Besides humility and service, Jesus’ act of washing his disciples’ feet also represents his love and forgiveness. Through his action and the words that accompanied them, Jesus was essentially telling his disciples that he knew who they were, that they were good men, though not perfect, but that he loved and forgave them nonetheless.
- v10 Jesus said to him, “He who has bathed needs only to wash his feet; otherwise he is completely clean. And you are clean—but not all of you.”

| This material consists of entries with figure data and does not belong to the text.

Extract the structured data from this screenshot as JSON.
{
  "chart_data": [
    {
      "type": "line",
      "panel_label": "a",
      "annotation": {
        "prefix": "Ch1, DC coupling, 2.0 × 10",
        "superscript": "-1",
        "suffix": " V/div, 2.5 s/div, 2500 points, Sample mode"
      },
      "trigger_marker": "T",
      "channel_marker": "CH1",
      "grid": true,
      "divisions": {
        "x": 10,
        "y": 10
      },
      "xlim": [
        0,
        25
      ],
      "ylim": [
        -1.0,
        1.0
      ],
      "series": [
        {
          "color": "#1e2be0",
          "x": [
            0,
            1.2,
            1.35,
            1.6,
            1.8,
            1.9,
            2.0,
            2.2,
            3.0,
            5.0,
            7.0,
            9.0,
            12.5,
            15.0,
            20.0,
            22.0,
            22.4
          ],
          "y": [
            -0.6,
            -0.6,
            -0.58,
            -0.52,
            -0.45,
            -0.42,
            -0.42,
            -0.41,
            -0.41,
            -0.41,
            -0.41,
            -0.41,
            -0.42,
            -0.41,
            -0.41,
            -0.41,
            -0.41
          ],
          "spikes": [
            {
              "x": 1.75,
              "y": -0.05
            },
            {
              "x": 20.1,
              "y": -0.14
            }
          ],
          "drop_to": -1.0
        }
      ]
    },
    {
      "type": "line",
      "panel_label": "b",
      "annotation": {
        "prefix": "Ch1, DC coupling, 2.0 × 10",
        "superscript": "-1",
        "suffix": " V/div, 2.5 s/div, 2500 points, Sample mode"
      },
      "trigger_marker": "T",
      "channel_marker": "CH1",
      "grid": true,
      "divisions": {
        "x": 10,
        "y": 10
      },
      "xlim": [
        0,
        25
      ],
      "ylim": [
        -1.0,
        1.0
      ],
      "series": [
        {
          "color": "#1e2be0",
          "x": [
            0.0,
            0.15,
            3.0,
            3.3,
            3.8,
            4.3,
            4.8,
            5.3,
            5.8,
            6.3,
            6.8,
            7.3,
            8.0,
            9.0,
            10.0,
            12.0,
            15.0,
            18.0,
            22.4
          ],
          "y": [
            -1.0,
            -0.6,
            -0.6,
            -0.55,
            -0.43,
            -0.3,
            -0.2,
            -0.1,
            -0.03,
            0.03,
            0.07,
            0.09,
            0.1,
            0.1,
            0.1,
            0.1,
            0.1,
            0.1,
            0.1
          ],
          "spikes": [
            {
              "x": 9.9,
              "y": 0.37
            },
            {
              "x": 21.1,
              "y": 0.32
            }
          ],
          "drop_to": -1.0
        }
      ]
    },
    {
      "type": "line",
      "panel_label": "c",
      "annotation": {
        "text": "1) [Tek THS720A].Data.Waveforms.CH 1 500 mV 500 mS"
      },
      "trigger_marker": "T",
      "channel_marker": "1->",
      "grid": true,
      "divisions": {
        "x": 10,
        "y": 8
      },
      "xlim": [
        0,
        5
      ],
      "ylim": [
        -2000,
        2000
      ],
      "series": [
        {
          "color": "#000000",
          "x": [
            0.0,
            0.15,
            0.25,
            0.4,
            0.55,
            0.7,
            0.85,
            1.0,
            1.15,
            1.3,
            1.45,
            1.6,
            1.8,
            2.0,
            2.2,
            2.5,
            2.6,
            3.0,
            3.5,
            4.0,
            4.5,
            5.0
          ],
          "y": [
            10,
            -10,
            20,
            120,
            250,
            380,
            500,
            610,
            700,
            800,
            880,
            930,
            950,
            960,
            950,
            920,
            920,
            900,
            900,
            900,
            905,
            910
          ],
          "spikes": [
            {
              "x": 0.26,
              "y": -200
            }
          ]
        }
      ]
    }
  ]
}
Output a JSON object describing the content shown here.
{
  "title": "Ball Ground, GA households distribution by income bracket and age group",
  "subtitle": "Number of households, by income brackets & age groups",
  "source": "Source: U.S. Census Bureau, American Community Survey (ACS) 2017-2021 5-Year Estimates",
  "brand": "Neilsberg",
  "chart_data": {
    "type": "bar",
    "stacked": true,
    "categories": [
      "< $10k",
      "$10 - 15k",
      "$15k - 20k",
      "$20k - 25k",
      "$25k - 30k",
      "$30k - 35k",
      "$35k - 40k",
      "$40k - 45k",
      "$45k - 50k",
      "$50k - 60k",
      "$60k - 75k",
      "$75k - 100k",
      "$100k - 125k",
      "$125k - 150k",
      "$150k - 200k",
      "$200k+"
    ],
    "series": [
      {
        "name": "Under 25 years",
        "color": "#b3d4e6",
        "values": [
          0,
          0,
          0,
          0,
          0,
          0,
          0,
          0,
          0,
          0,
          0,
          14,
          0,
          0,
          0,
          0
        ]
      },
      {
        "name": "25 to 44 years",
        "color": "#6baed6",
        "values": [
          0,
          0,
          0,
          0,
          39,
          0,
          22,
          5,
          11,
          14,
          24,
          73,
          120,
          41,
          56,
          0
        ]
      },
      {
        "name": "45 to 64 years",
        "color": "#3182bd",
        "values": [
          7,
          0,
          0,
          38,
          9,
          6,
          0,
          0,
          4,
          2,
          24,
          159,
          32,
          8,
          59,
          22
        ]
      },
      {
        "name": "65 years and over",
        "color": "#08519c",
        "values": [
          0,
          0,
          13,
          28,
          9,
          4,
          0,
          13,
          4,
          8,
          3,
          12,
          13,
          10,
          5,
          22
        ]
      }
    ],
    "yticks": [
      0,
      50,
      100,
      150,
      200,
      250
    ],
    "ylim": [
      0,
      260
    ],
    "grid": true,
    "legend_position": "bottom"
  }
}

They did not understand what he was doing then. Later, after Peter has denied Jesus and the other disciples with the exception of John have abandoned him, they would understand the symbolic and prophetic meaning of his words and actions that night. Though Jesus has not yet returned to console them, they would remember his words and the washing of their feet and understand that they have already been forgiven.
If the text ends at verse 10, it would mean that Jesus was speaking about the disciples only as individuals and saying that each of them were “clean”, but not all over. Verse 11, however, adds a different layer of meaning.
- v11 For He knew the one who was betraying Him; it was for this reason that He said, “Not all of you are clean.”
Thus Jesus' words also apply to the disciples as a whole and reveal that all of them were “clean”, except one. Rather than prophetic, the meaning of his words was immediately applicable since Judas was already plotting to betray him. However, this fact was unknown to the other disciples at the time and again would only become clear to them later.
As a final thought, Peter’s initial refusal to have his feet washed by Jesus was, I think, a genuinely humble response. However, it also showed that he had not yet understood what Jesus was trying to teach them about leadership - about the love, mercy, humble service and sacrifice that it entails. Only later, when Peter has learned this lesson, would he be ready to follow in Jesus’ footsteps.
- v36 Simon Peter said to Him, “Lord, where are You going?” Jesus answered, “Where I am going, you cannot follow Me now; but you will follow later.”